8. Department of Biomedical Sciences, Humanitas University , Pieve Emanuele, Milan , Italy

9. Humanitas Research Hospital IRCCS , Milan , Italy

10. Centre for Cardiovascular Research, Bispebjerg Frederiksberg University Hospital , Copenhagen , Denmark

11. Université Paris-Cité, Assistance Publique-Hôpitaux de Paris, FACT and INSERM U1148 , Paris , France

12. Mount Sinai Heart, Icahn School of Medicine at Mount Sinai Health System , New York City, NY , USA

13. Department of Medicine, UT Southwestern Medical Center , Dallas, TX , USA

14. Department of Cardiovascular Sciences, Università Cattolica del Sacro Cuore , Rome , Italy

Abstract

Abstract Since the 1960s, cardiologists have adopted several binary classification systems for acute myocardial infarction (MI) that facilitated improved patient management. Conversely, for chronic stable manifestations of myocardial ischaemia, various classifications have emerged over time, often with conflicting terminology—e.g. ‘stable coronary artery disease’ (CAD), ‘stable ischaemic heart disease’, and ‘chronic coronary syndromes’ (CCS).
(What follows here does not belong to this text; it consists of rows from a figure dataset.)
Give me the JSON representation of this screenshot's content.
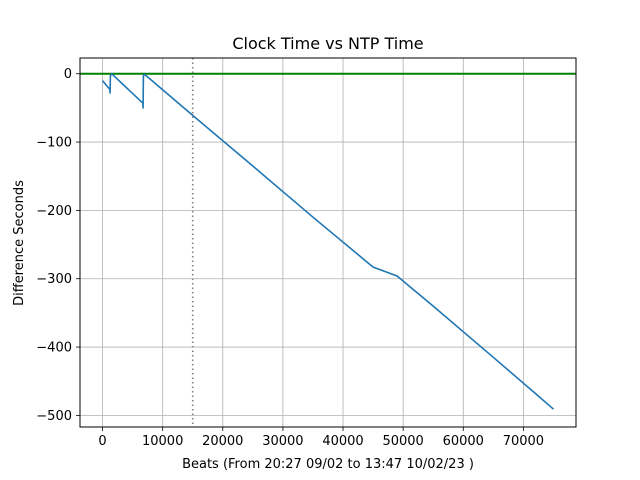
{
  "chart_data": {
    "type": "line",
    "title": "Clock Time vs NTP Time",
    "xlabel": "Beats (From 20:27 09/02 to 13:47 10/02/23 )",
    "ylabel": "Difference Seconds",
    "xlim": [
      -3750,
      78750
    ],
    "ylim": [
      -517,
      23
    ],
    "xticks": [
      0,
      10000,
      20000,
      30000,
      40000,
      50000,
      60000,
      70000
    ],
    "yticks": [
      0,
      -100,
      -200,
      -300,
      -400,
      -500
    ],
    "xtick_labels": [
      "0",
      "10000",
      "20000",
      "30000",
      "40000",
      "50000",
      "60000",
      "70000"
    ],
    "ytick_labels": [
      "0",
      "−100",
      "−200",
      "−300",
      "−400",
      "−500"
    ],
    "grid": true,
    "series": [
      {
        "color": "#1f77b4",
        "x": [
          0,
          1200,
          1250,
          1300,
          1500,
          6700,
          6750,
          6800,
          7000,
          15000,
          25000,
          35000,
          45000,
          49000,
          55000,
          65000,
          72000,
          75000
        ],
        "y": [
          -10,
          -23,
          -28,
          -3,
          0,
          -43,
          -50,
          -3,
          -1,
          -61,
          -135,
          -210,
          -283,
          -296,
          -340,
          -415,
          -468,
          -491
        ]
      }
    ],
    "reference_lines": [
      {
        "orientation": "horizontal",
        "y": 0,
        "color": "#008000",
        "style": "solid"
      },
      {
        "orientation": "vertical",
        "x": 15000,
        "color": "#808080",
        "style": "dotted"
      }
    ]
  }
}
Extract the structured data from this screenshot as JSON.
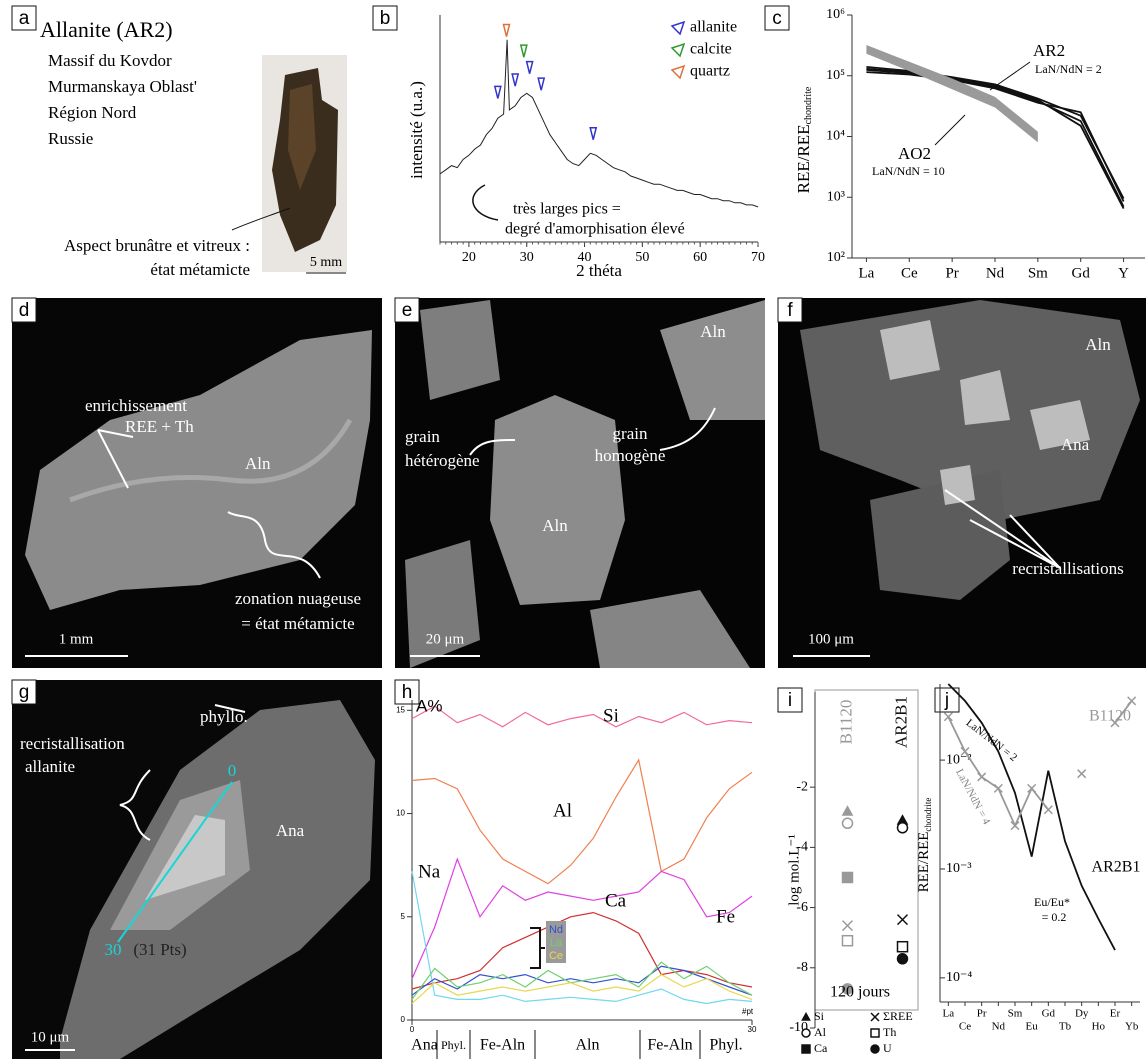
{
  "panels": {
    "a": {
      "label": "a",
      "title": "Allanite (AR2)",
      "lines": [
        "Massif du Kovdor",
        "Murmanskaya Oblast'",
        "Région Nord",
        "Russie"
      ],
      "caption": [
        "Aspect brunâtre et vitreux :",
        "état métamicte"
      ],
      "scale": "5 mm"
    },
    "b": {
      "label": "b"
    },
    "c": {
      "label": "c"
    },
    "d": {
      "label": "d",
      "annotations": [
        "enrichissement",
        "REE + Th",
        "Aln",
        "zonation nuageuse",
        "= état métamicte"
      ],
      "scale": "1 mm"
    },
    "e": {
      "label": "e",
      "annotations": [
        "grain",
        "hétérogène",
        "Aln",
        "grain",
        "homogène",
        "Aln"
      ],
      "scale": "20 μm"
    },
    "f": {
      "label": "f",
      "annotations": [
        "Aln",
        "Ana",
        "recristallisations"
      ],
      "scale": "100 μm"
    },
    "g": {
      "label": "g",
      "annotations": [
        "phyllo.",
        "recristallisation",
        "allanite",
        "Ana",
        "0",
        "30",
        "(31 Pts)"
      ],
      "scale": "10 μm"
    },
    "h": {
      "label": "h"
    },
    "i": {
      "label": "i"
    },
    "j": {
      "label": "j"
    }
  },
  "chart_data": [
    {
      "type": "line",
      "xlabel": "2 théta",
      "ylabel": "intensité (u.a.)",
      "color": "#222222",
      "xlim": [
        15,
        70
      ],
      "xticks": [
        20,
        30,
        40,
        50,
        60,
        70
      ],
      "ylim": [
        0,
        110
      ],
      "x": [
        15,
        16,
        17,
        18,
        19,
        20,
        21,
        22,
        23,
        24,
        25,
        26,
        26.6,
        27,
        28,
        29,
        30,
        31,
        32,
        33,
        34,
        35,
        36,
        37,
        38,
        39,
        40,
        41,
        42,
        43,
        44,
        45,
        46,
        47,
        48,
        49,
        50,
        51,
        52,
        53,
        54,
        55,
        56,
        57,
        58,
        59,
        60,
        61,
        62,
        63,
        64,
        65,
        66,
        67,
        68,
        69,
        70
      ],
      "values": [
        33,
        35,
        37,
        36,
        40,
        42,
        45,
        47,
        52,
        55,
        60,
        62,
        98,
        64,
        66,
        70,
        72,
        70,
        64,
        58,
        52,
        48,
        44,
        40,
        38,
        37,
        40,
        43,
        42,
        40,
        38,
        36,
        35,
        34,
        32,
        31,
        30,
        29,
        28,
        28,
        27,
        26,
        25,
        25,
        24,
        23,
        23,
        22,
        21,
        21,
        20,
        20,
        19,
        19,
        18,
        18,
        17
      ],
      "peaks": [
        {
          "name": "allanite",
          "color": "#3333cc",
          "x": [
            25,
            28,
            30.5,
            32.5,
            41.5
          ],
          "values": [
            72,
            78,
            84,
            76,
            52
          ]
        },
        {
          "name": "calcite",
          "color": "#2e9a2e",
          "x": [
            29.5
          ],
          "values": [
            92
          ]
        },
        {
          "name": "quartz",
          "color": "#e0703a",
          "x": [
            26.5
          ],
          "values": [
            102
          ]
        }
      ],
      "annotation": [
        "très larges pics =",
        "degré d'amorphisation élevé"
      ]
    },
    {
      "type": "line",
      "log_scale": true,
      "ylabel": "REE/REE",
      "ylabel_sub": "chondrite",
      "categories": [
        "La",
        "Ce",
        "Pr",
        "Nd",
        "Sm",
        "Gd",
        "Y"
      ],
      "ylim": [
        100,
        1000000
      ],
      "yticks": [
        {
          "value": 100,
          "label": "10²"
        },
        {
          "value": 1000,
          "label": "10³"
        },
        {
          "value": 10000,
          "label": "10⁴"
        },
        {
          "value": 100000,
          "label": "10⁵"
        },
        {
          "value": 1000000,
          "label": "10⁶"
        }
      ],
      "series": [
        {
          "name": "AR2",
          "color": "#111111",
          "values": [
            140000,
            120000,
            95000,
            72000,
            42000,
            22000,
            950
          ]
        },
        {
          "color": "#111111",
          "values": [
            125000,
            110000,
            90000,
            65000,
            38000,
            18000,
            700
          ]
        },
        {
          "color": "#111111",
          "values": [
            115000,
            105000,
            85000,
            62000,
            36000,
            25000,
            850
          ]
        },
        {
          "color": "#111111",
          "values": [
            130000,
            115000,
            92000,
            68000,
            40000,
            15000,
            650
          ]
        }
      ],
      "band": {
        "name": "AO2",
        "color": "#9a9a9a",
        "upper": [
          320000,
          170000,
          90000,
          45000,
          12000,
          null,
          null
        ],
        "lower": [
          230000,
          120000,
          60000,
          30000,
          8000,
          null,
          null
        ]
      },
      "annotation": [
        "LaN/NdN = 2",
        "LaN/NdN = 10"
      ]
    },
    {
      "type": "line",
      "ylabel": "A%",
      "xlabel": "#pt",
      "xlim": [
        0,
        30
      ],
      "xticks": [
        0,
        30
      ],
      "ylim": [
        0,
        15.5
      ],
      "yticks": [
        0,
        5,
        10,
        15
      ],
      "x": [
        0,
        2,
        4,
        6,
        8,
        10,
        12,
        14,
        16,
        18,
        20,
        22,
        24,
        26,
        28,
        30
      ],
      "series": [
        {
          "name": "Si",
          "color": "#f06aa0",
          "values": [
            14.6,
            15.2,
            14.4,
            14.8,
            14.2,
            14.9,
            14.3,
            14.6,
            14.8,
            14.2,
            14.7,
            14.4,
            14.9,
            14.3,
            14.5,
            14.4
          ]
        },
        {
          "name": "Al",
          "color": "#f08050",
          "values": [
            11.6,
            11.7,
            11.2,
            9.2,
            7.8,
            7.2,
            6.6,
            7.5,
            8.8,
            10.8,
            12.6,
            7.2,
            7.8,
            9.8,
            11.2,
            12.0
          ]
        },
        {
          "name": "Ca",
          "color": "#d03030",
          "values": [
            1.5,
            1.8,
            2.0,
            2.4,
            3.5,
            4.0,
            4.5,
            5.0,
            5.2,
            4.8,
            4.2,
            2.2,
            2.4,
            2.2,
            1.8,
            1.6
          ]
        },
        {
          "name": "Fe",
          "color": "#e040e0",
          "values": [
            2.0,
            4.5,
            7.8,
            5.0,
            6.5,
            5.8,
            6.2,
            6.0,
            5.8,
            6.0,
            6.2,
            7.2,
            6.8,
            5.0,
            5.2,
            6.0
          ]
        },
        {
          "name": "Na",
          "color": "#70d8f0",
          "values": [
            7.2,
            1.2,
            1.0,
            1.0,
            1.2,
            0.9,
            1.0,
            1.1,
            1.0,
            0.9,
            1.2,
            1.5,
            1.0,
            0.8,
            1.0,
            0.9
          ]
        },
        {
          "name": "Nd",
          "color": "#3050d0",
          "values": [
            1.2,
            2.0,
            1.5,
            2.2,
            2.0,
            2.2,
            1.8,
            2.0,
            1.8,
            2.0,
            1.8,
            2.6,
            2.4,
            2.0,
            1.6,
            1.2
          ]
        },
        {
          "name": "La",
          "color": "#70d070",
          "values": [
            1.0,
            2.5,
            1.6,
            1.8,
            2.2,
            1.6,
            2.4,
            1.8,
            2.0,
            2.2,
            1.6,
            2.8,
            2.0,
            2.6,
            1.8,
            1.2
          ]
        },
        {
          "name": "Ce",
          "color": "#e8d850",
          "values": [
            0.8,
            1.8,
            1.2,
            1.4,
            1.6,
            1.4,
            1.6,
            1.8,
            1.4,
            1.6,
            1.4,
            2.2,
            1.6,
            2.0,
            1.4,
            1.0
          ]
        }
      ],
      "zones": [
        "Ana",
        "Phyl.",
        "Fe-Aln",
        "Aln",
        "Fe-Aln",
        "Phyl."
      ]
    },
    {
      "type": "scatter",
      "ylabel": "log mol.L⁻¹",
      "ylim": [
        -10,
        -0.5
      ],
      "yticks": [
        -10,
        -8,
        -6,
        -4,
        -2
      ],
      "categories": [
        "B1120",
        "AR2B1"
      ],
      "colors": [
        "#999999",
        "#111111"
      ],
      "series": [
        {
          "name": "Si",
          "marker": "triangle",
          "values": [
            -2.8,
            -3.1
          ]
        },
        {
          "name": "Al",
          "marker": "circle-open",
          "values": [
            -3.2,
            -3.35
          ]
        },
        {
          "name": "Ca",
          "marker": "square",
          "values": [
            -5,
            null
          ]
        },
        {
          "name": "ΣREE",
          "marker": "x",
          "values": [
            -6.6,
            -6.4
          ]
        },
        {
          "name": "Th",
          "marker": "square-open",
          "values": [
            -7.1,
            -7.3
          ]
        },
        {
          "name": "U",
          "marker": "circle",
          "values": [
            -8.7,
            -7.7
          ]
        }
      ],
      "annotation": "120 jours"
    },
    {
      "type": "line",
      "log_scale": true,
      "ylabel": "REE/REE",
      "ylabel_sub": "chondrite",
      "categories": [
        "La",
        "Ce",
        "Pr",
        "Nd",
        "Sm",
        "Eu",
        "Gd",
        "Tb",
        "Dy",
        "Ho",
        "Er",
        "Yb"
      ],
      "ylim": [
        6e-05,
        0.05
      ],
      "yticks": [
        {
          "value": 0.0001,
          "label": "10⁻⁴"
        },
        {
          "value": 0.001,
          "label": "10⁻³"
        },
        {
          "value": 0.01,
          "label": "10⁻²"
        }
      ],
      "series": [
        {
          "name": "AR2B1",
          "color": "#111111",
          "values": [
            0.05,
            0.035,
            0.022,
            0.012,
            0.005,
            0.0013,
            0.008,
            0.0018,
            0.0007,
            0.00035,
            0.00018,
            null
          ]
        },
        {
          "name": "B1120",
          "color": "#999999",
          "marker": "x",
          "values": [
            0.025,
            0.012,
            0.007,
            0.0055,
            0.0025,
            0.0055,
            0.0035,
            null,
            0.0075,
            null,
            0.022,
            0.035
          ]
        }
      ],
      "annotation": [
        "LaN/NdN = 2",
        "LaN/NdN = 4",
        "Eu/Eu*",
        "= 0.2"
      ]
    }
  ]
}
While the 2019 European guidelines introduced CCS to impart symmetry with ‘acute coronary syndromes’ (ACS), the 2023 American guidelines endorsed the alternative term ‘chronic coronary disease’. An unintended consequence of these competing classifications is perpetuation of the restrictive terms ‘coronary’ and ‘disease’, often connoting only a singular obstructive CAD mechanism. It is now important to advance a more broadly inclusive terminology for both obstructive and non-obstructive causes of angina and myocardial ischaemia that fosters conceptual clarity and unifies dyssynchronous nomenclatures across guidelines. We, therefore, propose a new binary classification of ‘acute myocardial ischaemic syndromes’ and ‘non-acute myocardial ischaemic syndromes’, which comprises both obstructive epicardial and non-obstructive pathogenetic mechanisms, including microvascular dysfunction, vasospastic disorders, and non-coronary causes. We herein retain accepted categories of ACS, ST-segment elevation MI, and non-ST-segment elevation MI, as important subsets for which revascularization is of proven clinical benefit, as well as new terms like ischaemia and MI with non-obstructive coronary arteries. Overall, such a more encompassing nomenclature better aligns, unifies, and harmonizes different pathophysiologic causes of myocardial ischaemia and should result in more refined diagnostic and therapeutic approaches targeted to the multiple pathobiological precipitants of angina pectoris, ischaemia and infarction.